Do You Know a Combat Injured Veteran? DOD May Owe Money
Montana is home to thousands of proud veterans. Men and women who have served our country. But, if you, or someone you know received a service ending injury, the Department of Defense may owe you back taxes.
According to Beth Logan of Kozlog Tax Advisors:
Many service-ending combat-injured vets were incorrectly taxed on their severance pay due to issues with the DoD's payment system. Congress passed a law allowing the IRS to accept amended tax returns even if it is more than 3 years. (This is very much like the exoneree situation.) Unlike the exoneree issue where the government made no effort to tell anyone, the DoD will be sending letters with the information. That letter is required for filing the amended return.

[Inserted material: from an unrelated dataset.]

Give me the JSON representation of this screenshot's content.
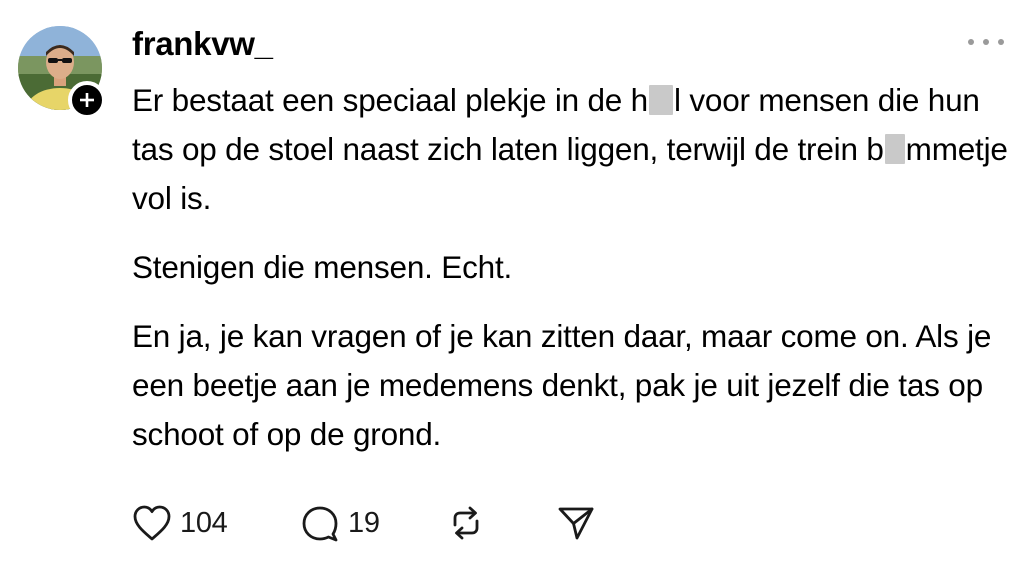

If you were injured in combat anytime from 1991 to 2016, Congress is allowing veterans a chance to go back and re-file their taxes, and receive the credit from their severance. The pay should have been treated as a form of workman's comp (not taxed,) but instead it was treated as a severance, and taxed as income.
Bottom line, if you did not receive your letter from the DOD and were injured in combat, you need to update your current info on the DOD website. After receiving your letter, you can re-file and collect and refunds you may have missed on. Plus, interest!
You can also, read more on this topic on Beth Logan's blog. Or, call Defense Enrollment Eligibility Reporting System (DEERS) at 800-827-1000.
Beth warned, being it is tax season now, it would be wise to wait until late April to contact anyone for tax preparation. She also advises that you use an EA (Enrolled Agent.) To find the nearest EA, visit EAtax.org.